The hopes of America seeing one of their own reach the US Open final were dashed when their last representative in the men’s draw crashed out at the quarter-final stage in what was a battle between two giants with huge serves.
Kevin Anderson, the 6’8” South African, downed 6’6” local hope Sam Querrey 7-6(5) 6-7(9) 6-3 7-6(7) to reach his first grand slam semi-final where he faces Spain’s Pablo Carreno Busta, also making his debut at the same stage of a grand slam.
Losing the second set was really tough but I played each point at a time and it paid big dividends for me today, Against him, it's just a couple of points here or there. Kevin Anderson
As the result shows it was battle of servers with the 17th seeded Querrey handing the initiative to Anderson when he dropped the first set tie-breaker by losing five points in a row under the lights of the Arthur Ashe Stadium.
With neither player able to break serve in the first set, the favourite to progress looked set to do just that when he led 5-2 in the tie-breaker only for Anderson to open his shoulders to snatch the set.
There was an early exchange of breaks in the second set only for Querrey to suffer another meltdown when leading 6-1 in the inevitable tie-break but this time picked himself up to level the match on his eighth set point to raise the hopes of the crowd looking to see an American in the last four for the first time since Andy Roddick in 2006.
In the third Anderson regained the initiative gaining a decisive break in the sixth game as Querrey struggled with his first serve. He held that break and finished off the set with a blistering forehand down the line to take a two sets to one lead.
The fourth set was tightly contested and for a third time, a tie-break was required to separate the two players.
Querrey saved a first match point with an ace at 6-5, set up a set point at 7-6, which Anderson held off by forcing his opponent to slice a backhand into the net.
The second match point was good enough for the 31-year-old 28th seeded Anderson, who dominated the rally until Querrey’s forehand sailed long just before 2am Wednesday morning.
After nearly three and a half hours of play, Anderson finished with 22 aces to Querrey’s 20.
“This is incredible, at this stage and playing on one of the most famous courts in the world, it feels absolutely fantastic,” said Anderson, who became the first South African player to reach the last four of the US Open since tennis turned professional in 1968.
“Losing the second set was really tough but I played each point at a time and it paid big dividends for me today,” Anderson, playing his 34th major, said. “Against him, it’s just a couple of points here or there.”
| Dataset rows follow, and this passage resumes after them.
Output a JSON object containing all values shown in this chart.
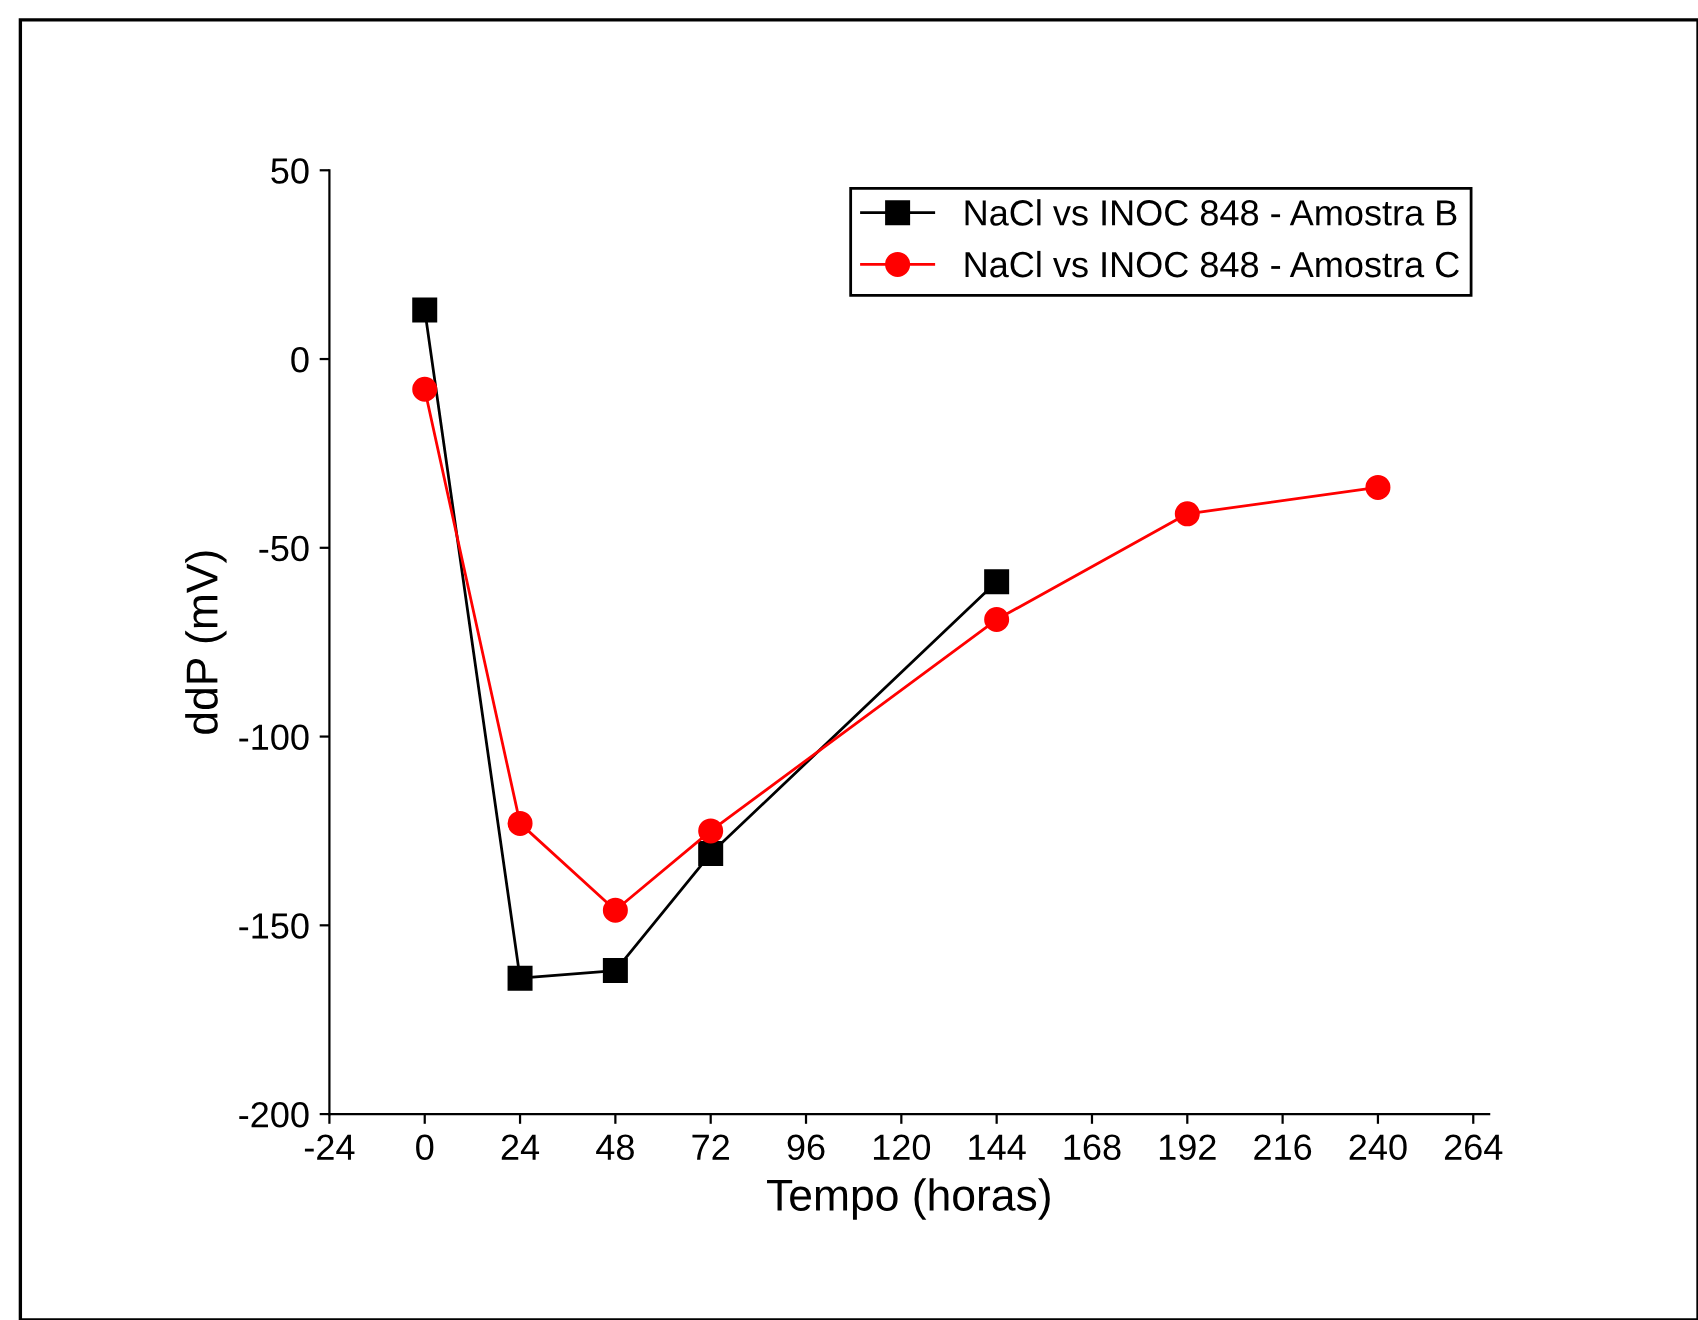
{
  "chart_data": {
    "type": "line",
    "xlabel": "Tempo (horas)",
    "ylabel": "ddP (mV)",
    "xlim": [
      -24,
      268
    ],
    "xticks": [
      -24,
      0,
      24,
      48,
      72,
      96,
      120,
      144,
      168,
      192,
      216,
      240,
      264
    ],
    "ylim": [
      -200,
      50
    ],
    "yticks": [
      -200,
      -150,
      -100,
      -50,
      0,
      50
    ],
    "grid": false,
    "legend": "top right",
    "line_style": "solid",
    "series": [
      {
        "name": "NaCl vs INOC 848 - Amostra B",
        "color": "#000000",
        "marker": "square",
        "x": [
          0,
          24,
          48,
          72,
          144
        ],
        "values": [
          13,
          -164,
          -162,
          -131,
          -59
        ]
      },
      {
        "name": "NaCl vs INOC 848 - Amostra C",
        "color": "#ff0000",
        "marker": "circle",
        "x": [
          0,
          24,
          48,
          72,
          144,
          192,
          240
        ],
        "values": [
          -8,
          -123,
          -146,
          -125,
          -69,
          -41,
          -34
        ]
      }
    ]
  }
}
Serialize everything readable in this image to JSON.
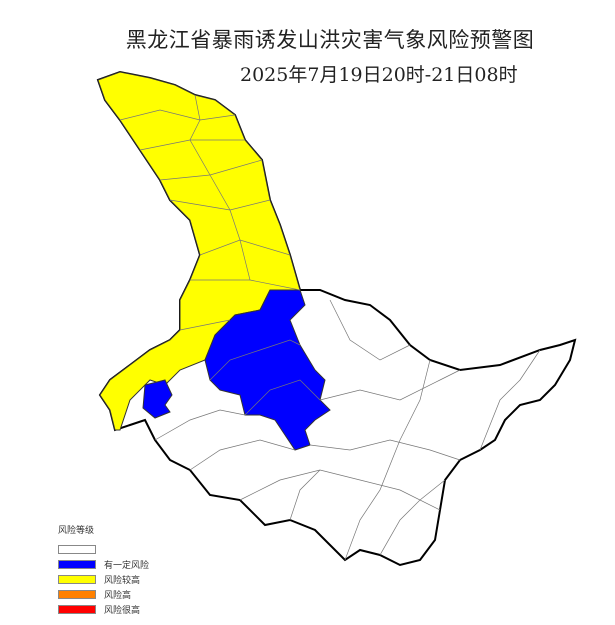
{
  "header": {
    "title": "黑龙江省暴雨诱发山洪灾害气象风险预警图",
    "subtitle": "2025年7月19日20时-21日08时"
  },
  "legend": {
    "title": "风险等级",
    "items": [
      {
        "label": "",
        "color": "#ffffff"
      },
      {
        "label": "有一定风险",
        "color": "#0000ff"
      },
      {
        "label": "风险较高",
        "color": "#ffff00"
      },
      {
        "label": "风险高",
        "color": "#ff8000"
      },
      {
        "label": "风险很高",
        "color": "#ff0000"
      }
    ]
  },
  "map": {
    "region": "Heilongjiang",
    "colors": {
      "no_risk": "#ffffff",
      "some_risk": "#0000ff",
      "higher_risk": "#ffff00",
      "border": "#000000",
      "county_lines": "#777777"
    }
  }
}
“I’ve put in a lot of work, so it feels good to reach a milestone I haven’t before.”
Remembering his loss to Querrey at Wimbledon last July, he added: “Tonight was my night.”
Anderson will take on 12th-seeded Pablo Carreno Busta who earlier in the day was the first to gain a place in the semi-finals following a straightforward 6-4 6-4 6-2 victory over Diego Schwartzman of Argentina, the 29th seed.
The Spaniard’s passage into the last eight had been relatively easy as he faced a qualifier in each of his matches before facing the diminutive Argentine, and in the process never dropped a set. In fact, he became the first player to face four qualifiers at a grand slam in the Open era and kept that record intact in his quarter-final clash.
“It is something that I always dreamed [of],” Carreno Busta said upon reaching his first major final.
“Of course, I know that I have a good draw here,” the Spaniard, who beat Canadian teenager Denis Shapovalov in three tiebreakers in round four, added.
“But when you have this draw, you have to do your best to take advantage, so I think that is a really good tournament for me. I know that I didn’t win matches against top players, top-10 or top-20 players, but I am very happy with my tournament.”
This was Carreno Busta’s second appearance at the quarter-finals stage of a grand slam having made the last eight at this year’s Roland Garros where he had to retire with abdominal problems while playing the eventual champion Rafa Nadal. He then missed Wimbledon.
This time he had no problems forcing the play by stepping into the court during rallies keeping Schartzman continually on the defensive well behind the baseline.
The only consolation for a disappointed Schwarzman is that at 5’7” he becomes the shortest quarterfinalist at a grand slam tournament since Jaime Yzaga at the 1994 US Open who was the same height. Had he been successful, the Argentine would have been the shortest semi-finalist in a major since 5’6” Harold Solomon at the 1980 French Open!